Work Integrated Learning and Clinical Experience

The Bachelor of Occupational Therapy (Honours) involves extensive fieldwork education which is embedded into the course. During the second year of the course students will be required to undertake up to 10 days of fieldwork visits. In both the third and fourth years students are expected to undertake a 12 week placement. In the final term of the course students are required to undertake around 150 hours of community placement. Overall students will complete a minimum of 1000 hours of fieldwork education.
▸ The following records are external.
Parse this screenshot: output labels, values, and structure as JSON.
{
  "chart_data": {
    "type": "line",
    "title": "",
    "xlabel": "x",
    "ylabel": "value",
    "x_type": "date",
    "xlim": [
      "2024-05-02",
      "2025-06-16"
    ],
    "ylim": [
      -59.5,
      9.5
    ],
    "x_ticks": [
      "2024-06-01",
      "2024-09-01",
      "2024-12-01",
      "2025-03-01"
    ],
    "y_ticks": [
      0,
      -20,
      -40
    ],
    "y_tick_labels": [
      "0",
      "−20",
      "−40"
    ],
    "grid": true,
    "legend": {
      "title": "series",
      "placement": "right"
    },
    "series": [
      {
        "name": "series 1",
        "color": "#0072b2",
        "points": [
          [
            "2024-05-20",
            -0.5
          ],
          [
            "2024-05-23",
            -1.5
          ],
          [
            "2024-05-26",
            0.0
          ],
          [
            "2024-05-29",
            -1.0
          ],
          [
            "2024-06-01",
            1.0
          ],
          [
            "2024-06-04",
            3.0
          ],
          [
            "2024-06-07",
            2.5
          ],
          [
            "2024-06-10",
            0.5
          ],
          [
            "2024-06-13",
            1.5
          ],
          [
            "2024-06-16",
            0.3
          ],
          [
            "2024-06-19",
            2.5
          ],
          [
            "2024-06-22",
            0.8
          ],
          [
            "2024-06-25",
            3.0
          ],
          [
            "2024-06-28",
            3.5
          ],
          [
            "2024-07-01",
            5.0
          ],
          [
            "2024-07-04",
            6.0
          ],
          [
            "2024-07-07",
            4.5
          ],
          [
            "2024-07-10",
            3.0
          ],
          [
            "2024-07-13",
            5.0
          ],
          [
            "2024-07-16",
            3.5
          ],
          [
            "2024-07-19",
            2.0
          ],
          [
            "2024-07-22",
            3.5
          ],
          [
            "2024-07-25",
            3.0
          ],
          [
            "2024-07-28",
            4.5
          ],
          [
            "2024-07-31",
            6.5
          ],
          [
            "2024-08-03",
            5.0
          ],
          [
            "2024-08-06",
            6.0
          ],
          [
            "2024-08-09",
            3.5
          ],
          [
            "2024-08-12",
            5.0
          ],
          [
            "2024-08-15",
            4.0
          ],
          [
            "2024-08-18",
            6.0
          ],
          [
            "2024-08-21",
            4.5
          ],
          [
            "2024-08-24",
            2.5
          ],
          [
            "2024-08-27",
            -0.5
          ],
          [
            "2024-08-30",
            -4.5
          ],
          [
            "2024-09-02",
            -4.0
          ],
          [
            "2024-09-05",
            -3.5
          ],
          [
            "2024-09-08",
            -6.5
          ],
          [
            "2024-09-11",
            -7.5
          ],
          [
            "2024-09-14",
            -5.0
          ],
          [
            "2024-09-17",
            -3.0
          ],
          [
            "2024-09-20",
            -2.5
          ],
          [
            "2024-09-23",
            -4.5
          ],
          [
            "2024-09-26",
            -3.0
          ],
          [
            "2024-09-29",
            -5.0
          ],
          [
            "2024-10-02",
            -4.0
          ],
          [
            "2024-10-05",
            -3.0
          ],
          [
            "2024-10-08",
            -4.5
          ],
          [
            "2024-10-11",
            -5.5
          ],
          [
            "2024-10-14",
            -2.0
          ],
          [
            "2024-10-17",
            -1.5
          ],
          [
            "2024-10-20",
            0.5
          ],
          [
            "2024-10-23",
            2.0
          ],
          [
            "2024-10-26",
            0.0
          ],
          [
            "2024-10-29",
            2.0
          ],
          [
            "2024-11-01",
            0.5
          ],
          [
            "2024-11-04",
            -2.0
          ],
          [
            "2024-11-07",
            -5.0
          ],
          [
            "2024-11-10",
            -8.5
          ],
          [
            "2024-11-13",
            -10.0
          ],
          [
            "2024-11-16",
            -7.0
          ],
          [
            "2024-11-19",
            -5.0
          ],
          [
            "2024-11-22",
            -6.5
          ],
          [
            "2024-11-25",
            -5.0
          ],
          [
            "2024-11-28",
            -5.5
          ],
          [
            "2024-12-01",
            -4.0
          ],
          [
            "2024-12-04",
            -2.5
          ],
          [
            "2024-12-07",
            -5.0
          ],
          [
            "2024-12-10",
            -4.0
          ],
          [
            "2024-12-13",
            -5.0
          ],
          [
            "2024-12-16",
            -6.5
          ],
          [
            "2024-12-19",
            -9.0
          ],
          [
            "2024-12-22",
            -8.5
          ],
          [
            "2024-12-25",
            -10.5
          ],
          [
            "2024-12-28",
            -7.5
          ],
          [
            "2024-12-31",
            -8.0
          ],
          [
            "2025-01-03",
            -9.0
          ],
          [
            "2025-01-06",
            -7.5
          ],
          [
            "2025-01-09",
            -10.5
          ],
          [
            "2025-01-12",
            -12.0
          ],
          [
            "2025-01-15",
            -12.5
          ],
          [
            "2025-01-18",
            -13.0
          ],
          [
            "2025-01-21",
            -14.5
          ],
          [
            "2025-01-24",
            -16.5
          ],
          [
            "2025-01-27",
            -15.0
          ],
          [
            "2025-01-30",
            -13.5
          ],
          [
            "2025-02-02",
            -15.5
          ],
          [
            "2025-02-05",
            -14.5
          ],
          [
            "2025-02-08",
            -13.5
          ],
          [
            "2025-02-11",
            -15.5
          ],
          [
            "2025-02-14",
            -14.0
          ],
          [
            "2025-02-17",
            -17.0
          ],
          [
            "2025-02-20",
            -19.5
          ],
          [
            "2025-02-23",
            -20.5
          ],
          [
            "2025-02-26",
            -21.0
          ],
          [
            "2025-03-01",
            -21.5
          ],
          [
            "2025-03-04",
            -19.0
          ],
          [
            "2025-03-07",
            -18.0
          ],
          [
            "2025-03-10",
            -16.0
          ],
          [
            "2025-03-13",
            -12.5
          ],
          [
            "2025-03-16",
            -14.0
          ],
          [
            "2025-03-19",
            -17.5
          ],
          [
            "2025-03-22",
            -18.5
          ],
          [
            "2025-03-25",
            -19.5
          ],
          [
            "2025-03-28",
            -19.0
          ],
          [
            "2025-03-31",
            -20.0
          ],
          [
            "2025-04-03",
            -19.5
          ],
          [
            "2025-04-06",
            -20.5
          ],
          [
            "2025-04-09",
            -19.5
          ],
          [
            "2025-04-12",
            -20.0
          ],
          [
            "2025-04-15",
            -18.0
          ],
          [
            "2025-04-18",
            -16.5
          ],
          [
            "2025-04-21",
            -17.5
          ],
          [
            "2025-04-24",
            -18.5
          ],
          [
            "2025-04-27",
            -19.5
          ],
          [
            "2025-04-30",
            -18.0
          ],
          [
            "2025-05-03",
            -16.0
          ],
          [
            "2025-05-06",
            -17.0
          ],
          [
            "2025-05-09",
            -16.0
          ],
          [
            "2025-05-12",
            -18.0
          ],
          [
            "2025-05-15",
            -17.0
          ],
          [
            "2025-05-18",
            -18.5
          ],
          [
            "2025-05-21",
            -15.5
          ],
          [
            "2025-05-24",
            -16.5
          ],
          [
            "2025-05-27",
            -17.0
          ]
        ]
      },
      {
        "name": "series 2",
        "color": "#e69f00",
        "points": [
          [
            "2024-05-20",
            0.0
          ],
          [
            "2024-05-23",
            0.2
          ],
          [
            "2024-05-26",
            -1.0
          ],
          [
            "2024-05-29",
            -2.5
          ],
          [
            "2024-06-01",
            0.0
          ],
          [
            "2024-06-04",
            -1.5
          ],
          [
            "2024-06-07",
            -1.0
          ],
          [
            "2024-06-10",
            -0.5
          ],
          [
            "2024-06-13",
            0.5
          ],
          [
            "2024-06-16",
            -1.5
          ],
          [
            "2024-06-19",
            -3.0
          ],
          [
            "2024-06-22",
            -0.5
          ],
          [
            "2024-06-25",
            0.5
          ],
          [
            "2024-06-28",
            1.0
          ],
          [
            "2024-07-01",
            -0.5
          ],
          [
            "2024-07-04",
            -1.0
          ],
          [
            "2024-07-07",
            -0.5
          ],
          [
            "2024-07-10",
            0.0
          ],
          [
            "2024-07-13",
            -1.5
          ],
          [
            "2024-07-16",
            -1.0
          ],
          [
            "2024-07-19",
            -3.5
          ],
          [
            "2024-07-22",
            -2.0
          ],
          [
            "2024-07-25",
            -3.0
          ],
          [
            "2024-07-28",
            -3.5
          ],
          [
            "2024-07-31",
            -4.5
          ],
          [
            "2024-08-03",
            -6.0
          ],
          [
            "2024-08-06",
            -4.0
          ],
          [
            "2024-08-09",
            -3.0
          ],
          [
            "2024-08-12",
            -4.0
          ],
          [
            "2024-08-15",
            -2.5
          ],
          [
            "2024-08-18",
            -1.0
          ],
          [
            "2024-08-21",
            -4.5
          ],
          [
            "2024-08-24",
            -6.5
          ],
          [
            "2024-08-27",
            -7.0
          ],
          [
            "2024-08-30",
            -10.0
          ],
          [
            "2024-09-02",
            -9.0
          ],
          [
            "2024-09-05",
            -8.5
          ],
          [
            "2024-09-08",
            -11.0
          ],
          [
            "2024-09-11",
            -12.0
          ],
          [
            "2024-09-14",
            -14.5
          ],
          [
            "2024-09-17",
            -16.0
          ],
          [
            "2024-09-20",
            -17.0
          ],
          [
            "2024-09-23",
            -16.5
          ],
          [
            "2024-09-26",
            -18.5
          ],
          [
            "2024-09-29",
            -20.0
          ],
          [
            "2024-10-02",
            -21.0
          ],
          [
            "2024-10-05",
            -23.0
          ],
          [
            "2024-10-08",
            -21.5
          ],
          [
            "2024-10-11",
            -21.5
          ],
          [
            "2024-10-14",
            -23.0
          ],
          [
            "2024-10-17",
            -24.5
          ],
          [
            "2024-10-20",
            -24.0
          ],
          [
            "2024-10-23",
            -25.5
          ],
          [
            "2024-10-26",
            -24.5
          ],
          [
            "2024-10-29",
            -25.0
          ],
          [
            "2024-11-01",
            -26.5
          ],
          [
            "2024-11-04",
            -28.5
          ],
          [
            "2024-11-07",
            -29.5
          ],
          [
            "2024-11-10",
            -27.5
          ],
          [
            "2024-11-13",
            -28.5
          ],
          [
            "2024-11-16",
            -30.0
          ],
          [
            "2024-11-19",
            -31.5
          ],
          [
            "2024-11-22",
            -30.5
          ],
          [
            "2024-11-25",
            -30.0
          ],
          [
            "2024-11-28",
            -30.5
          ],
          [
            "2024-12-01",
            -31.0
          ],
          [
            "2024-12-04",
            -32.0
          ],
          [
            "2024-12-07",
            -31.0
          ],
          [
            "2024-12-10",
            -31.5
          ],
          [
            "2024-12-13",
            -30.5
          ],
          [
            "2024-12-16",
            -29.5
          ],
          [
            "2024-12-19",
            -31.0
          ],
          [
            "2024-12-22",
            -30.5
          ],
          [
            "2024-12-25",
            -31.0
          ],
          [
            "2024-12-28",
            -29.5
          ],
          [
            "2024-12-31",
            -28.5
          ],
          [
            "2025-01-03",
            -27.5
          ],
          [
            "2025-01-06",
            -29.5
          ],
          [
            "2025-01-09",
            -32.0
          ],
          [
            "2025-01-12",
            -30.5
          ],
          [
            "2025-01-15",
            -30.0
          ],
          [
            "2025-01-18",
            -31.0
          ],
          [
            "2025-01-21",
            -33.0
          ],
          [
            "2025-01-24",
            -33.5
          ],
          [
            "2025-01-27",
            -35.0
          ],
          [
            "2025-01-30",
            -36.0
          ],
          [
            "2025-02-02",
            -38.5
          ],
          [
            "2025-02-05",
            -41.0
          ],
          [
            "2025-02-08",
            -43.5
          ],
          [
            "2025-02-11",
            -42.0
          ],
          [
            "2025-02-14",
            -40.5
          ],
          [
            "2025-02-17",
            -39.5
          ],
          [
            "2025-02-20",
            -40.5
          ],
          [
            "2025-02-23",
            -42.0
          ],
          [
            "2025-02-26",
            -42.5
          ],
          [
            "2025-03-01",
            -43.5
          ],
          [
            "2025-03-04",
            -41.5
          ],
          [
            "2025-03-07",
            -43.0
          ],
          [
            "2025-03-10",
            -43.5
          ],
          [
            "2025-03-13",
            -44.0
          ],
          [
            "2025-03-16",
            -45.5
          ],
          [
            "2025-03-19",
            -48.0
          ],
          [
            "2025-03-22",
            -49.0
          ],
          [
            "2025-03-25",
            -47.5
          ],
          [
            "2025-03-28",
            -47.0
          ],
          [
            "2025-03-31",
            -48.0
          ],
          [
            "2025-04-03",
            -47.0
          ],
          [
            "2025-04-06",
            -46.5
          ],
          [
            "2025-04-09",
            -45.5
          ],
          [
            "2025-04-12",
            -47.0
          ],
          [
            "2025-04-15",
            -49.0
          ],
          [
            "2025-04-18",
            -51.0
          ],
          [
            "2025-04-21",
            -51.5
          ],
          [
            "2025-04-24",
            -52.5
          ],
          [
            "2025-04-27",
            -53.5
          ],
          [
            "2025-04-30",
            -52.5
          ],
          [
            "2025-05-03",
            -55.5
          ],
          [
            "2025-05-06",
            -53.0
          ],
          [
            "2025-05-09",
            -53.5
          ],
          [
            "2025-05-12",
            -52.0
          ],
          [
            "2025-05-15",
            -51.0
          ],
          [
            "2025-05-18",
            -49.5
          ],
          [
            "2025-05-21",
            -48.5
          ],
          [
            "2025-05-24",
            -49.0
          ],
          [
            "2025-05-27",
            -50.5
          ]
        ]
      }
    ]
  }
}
Before commencing work placement, students must have gathered the following to provide to the appropriate academic supervisor and their fieldwork supervisor:

  1. Signed clinical placement agreement;
  2. Current Australian Federal Police ( National Police Check) (not older than 3 years);
  3. Current approved first aid/CPR certificate; and
  4. Evidence of Immunisations (Hepatitis B, whooping cough and Mantoux Test as per the CQUniversity Policy for Vaccination of students in health units at http://policy.cqu.edu.au/Policy/policy_file.do?policyid=157 ;
  5. Students require a Student (S) blue card -application form can be found at http://www.bluecard.qld.gov.au/
  6. Completion of CQU Pre-clinical checklist

Application for Credit Transfer

Credit transfer will only be granted where a student is able to demonstrate that tertiary studies undertaken equivalent in content and depth to the CQUniversity program have been successfully completed. Students should examine the course synopses in this handbook to determine the courses for which they may be eligible to claim exemption.

Refer to the Credit Transfer website at http://www.cqu.edu.au/credittransfer for further details on the guidelines and application process.

You can apply for direct credit against CQUniversity courses, if equivalent tertiary level study has been completed. You must supply relevant documentation (study guides, course profiles, etc) to do this. Or, in some programs you can apply for electives outside of CQUniversity range of courses. If your study was undertaken more than 10 years old, you may not be eligible to apply for this as credit.

Computing Requirements

It is a requirement of enrolment in this program that students have access to the CQUniversity website. Students may be required to undertake various components of study in the program using email and the Internet.

It is strongly recommended that students have access to a broadband connection or higher to access online student resources that would include but not limited to, email, internet, video streaming, electronic assessment submission.